Ne forcez pas votre enfant à terminer son assiette — six heures plus tard, il sera encore assis devant.

« Les parents ne devraient pas forcer l’enfant à terminer tout ce qu’il y a dans son assiette. Le temps passé à table dépend de l’âge et les circonstances : les tout-petits peuvent arriver à satiété en une minute, se lever et retourner jouer. Il n’est pas judicieux de créer une ambiance d’affrontement autour du repas. Si l’enfant refuse vraiment de manger quelque chose, cela ne sert à rien d’en faire un drame. S’il n’a pas faim au moment du repas, mais veut manger plus tard à une heure qui n’est pas pratique pour vous, donnez-lui quelque chose de nourrissant et qui se mange vite. »

Si vous vous inquiétez de ce que votre enfant ne satisfait pas ses besoins nutritionnels, dans la plupart des cas, vous vous en faites pour rien. « Les fixations sur un seul aliment durent en général de 10 jours à deux semaines. Observez ce que votre enfant mange pendant quelques semaines, et vous constaterez probablement qu’il ne lui manque aucun des éléments nutritifs essentiels sur le long terme, affirme M. Hampl.

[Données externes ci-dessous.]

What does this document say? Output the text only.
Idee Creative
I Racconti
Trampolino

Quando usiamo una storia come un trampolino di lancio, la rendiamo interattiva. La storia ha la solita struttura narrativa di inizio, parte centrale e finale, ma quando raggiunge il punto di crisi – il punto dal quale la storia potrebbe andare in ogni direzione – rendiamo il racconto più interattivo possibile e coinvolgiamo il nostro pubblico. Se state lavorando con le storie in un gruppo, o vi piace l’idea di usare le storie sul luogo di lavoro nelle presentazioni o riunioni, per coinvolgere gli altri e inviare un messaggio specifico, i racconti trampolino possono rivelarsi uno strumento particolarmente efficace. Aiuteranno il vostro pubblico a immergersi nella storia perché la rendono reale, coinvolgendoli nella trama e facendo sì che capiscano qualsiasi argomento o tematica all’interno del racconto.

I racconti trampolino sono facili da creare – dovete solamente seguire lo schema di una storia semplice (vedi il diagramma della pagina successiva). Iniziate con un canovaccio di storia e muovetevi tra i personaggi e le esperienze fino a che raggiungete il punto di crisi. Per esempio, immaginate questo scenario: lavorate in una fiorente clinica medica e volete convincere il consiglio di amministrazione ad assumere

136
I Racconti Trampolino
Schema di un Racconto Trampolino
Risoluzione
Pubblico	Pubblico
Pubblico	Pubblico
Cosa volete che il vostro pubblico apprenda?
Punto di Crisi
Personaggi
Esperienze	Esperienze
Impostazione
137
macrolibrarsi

Personne ne sait exactement pourquoi certains enfants se limitent ainsi. Ce comportement se retrouve habituellement chez les enfants d’âge préscolaire. L’une des explications probables est que la prévisibilité leur paraît rassurante, » précise Balter.

Ne craignez pas de conséquences médicales

Le fait qu’il soit fine bouche dans ses premières années ne signifie pas que l’enfant développera plus tard des troubles de l’alimentation tels que la boulimie ou l’anorexie. « Presque tous les enfants passent par une phase où ils font la fine bouche. C’est un stade normal du développement, » affirme M. Hampl.

Néanmoins, les parents doivent demeurer attentifs à certains signes avant-coureurs que l’enfant a pris des habitudes alimentaires dangereuses. Si l’enfant n’est pas actif physiquement ou socialement ou s’il ne mange rien du tout, il y a lieu de s’inquiéter. Faites confiance à votre instinct. Les visites régulières chez le médecin sont un autre bon moyen de confirmer la croissance normale de votre enfant.